The business of education is not business

Logic-of-business-or-education-November-12-2013

At the American Educational Research Association’s annual meeting in Philadelphia this past weekend,  Mark Gleason made the following remark about the Philadelphia public schools:

“As you close the lowest performers, you’re slowly raising the bar. So that’s what portfolio is, as Paul [Socolar] described it–you keep dumping the losers and overtime you create a higher bar for what we expect from our schools.”

Now, Gleason has justifiably gotten a lot of flak for describing the poorer performing schools as “losers,” but it is something else that is bothering me.

Gleason was describing school evaluation in terms of stock portfolios. His use of the term “losers” was referring to those “stocks” that were not performing. He was using business/financial parameters to measure school success.

I am getting tired of it. Schools are about students not bulls and bears.

Somewhere along the line, it seems the model for education has been hijacked by the business/financial sector. In the past few years, I have heard students referred to as consumers, I have listened to speakers hold up CEO leadership qualities as  models we should emulate, I have read articles about the business of education and been given books that prepare me for successful management skills.  I bristle when I hear “entrepreneur” as the new academic buzzword.

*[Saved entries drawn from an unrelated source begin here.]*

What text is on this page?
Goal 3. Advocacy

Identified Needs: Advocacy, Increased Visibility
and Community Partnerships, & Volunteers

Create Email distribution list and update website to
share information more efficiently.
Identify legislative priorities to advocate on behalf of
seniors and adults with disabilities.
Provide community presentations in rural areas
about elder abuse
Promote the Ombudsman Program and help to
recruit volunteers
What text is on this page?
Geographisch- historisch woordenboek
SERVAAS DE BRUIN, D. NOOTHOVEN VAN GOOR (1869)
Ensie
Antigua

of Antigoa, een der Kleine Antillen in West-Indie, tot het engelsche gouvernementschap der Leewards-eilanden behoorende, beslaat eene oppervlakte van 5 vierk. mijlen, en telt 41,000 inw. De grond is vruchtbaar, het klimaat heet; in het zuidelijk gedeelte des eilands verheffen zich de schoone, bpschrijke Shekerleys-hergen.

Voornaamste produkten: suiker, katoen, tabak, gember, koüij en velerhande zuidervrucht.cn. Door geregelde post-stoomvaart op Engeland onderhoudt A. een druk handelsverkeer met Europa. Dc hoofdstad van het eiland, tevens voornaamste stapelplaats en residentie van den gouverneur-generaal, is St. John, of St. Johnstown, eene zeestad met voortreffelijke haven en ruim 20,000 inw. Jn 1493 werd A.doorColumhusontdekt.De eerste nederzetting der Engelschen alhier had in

I attended one workshop on “coaching” fellow teachers. The consultant hadn’t bothered to adapt her PowerPoint presentation so that most of her examples dealt with a “sales rep” that needed the proper advice or coaching. I went to another workshop where the presenter began by playing a video where a woman spoke about conflict resolution to about twelve middle-managers. To add to the insult, the presenter told us teachers that “We might not know it, but research has shown that taking notes during a presentation aids in memory retention.”

And then–in case we didn’t get the point– he gave us a worksheet of the video script with important words left blank. We were to fill them in.

Perhaps it is me.

I was raised to distrust big-business.  “Plastics,” after all, was the laugh-line when newly graduated Benjamin Braddock was adrift in 1968.  For the generations before me, the man in the grey-flannel suit was the emblem of mindless conformity; for my generation, big-business was connected with the lies behind Viet-Nam, turned on the fire-hoses against the vanguard of social change, and deliberately hid its own research about what it was spewing into the environment and into people’s bodies. In my circle, they were the bogey-men.

And they were very successful.  The  following decades saw “Greed is Good” become  big business’ mantra …and within twenty-years the country went reeling because of it.  And it is still digging out.  The rich got rich…the poor got further away.

I went into education to counterbalance the influence of big business.

And I know, I am being  illogical.

I know that there are plenty of good, wise and compassionate men in business. There are plenty of great ideas and practices that can be adopted and adapted. Dear friends, respected acquaintances, close family members are businessmen and businesswomen–and some are extraordinarily successful.  And I do go to them, at times, for advice on everything, even education.

But I don’t translate their world into mine.  Our worlds are too different.

Or so it seems to me.

I am feeling very much a dinosaur these days.  Not because I cannot keep up with the latest trends in education–the project-based learning, the collaboration, the student-centered focus. Those I can handle.

No, I feel so out of step, because I can’t kowtow to business metrics. I can’t measure my students’ progress–the quality of their learning — on a spreadsheet. I can’t draw up their successes and failures in a pie-chart based on 401K investments. I don’t hold up the world’s CEO’s as models.

Instead I hold up a liberal education for them to follow–believing that if they do, when THEY become the CEO’s of their world, the world should become a better place.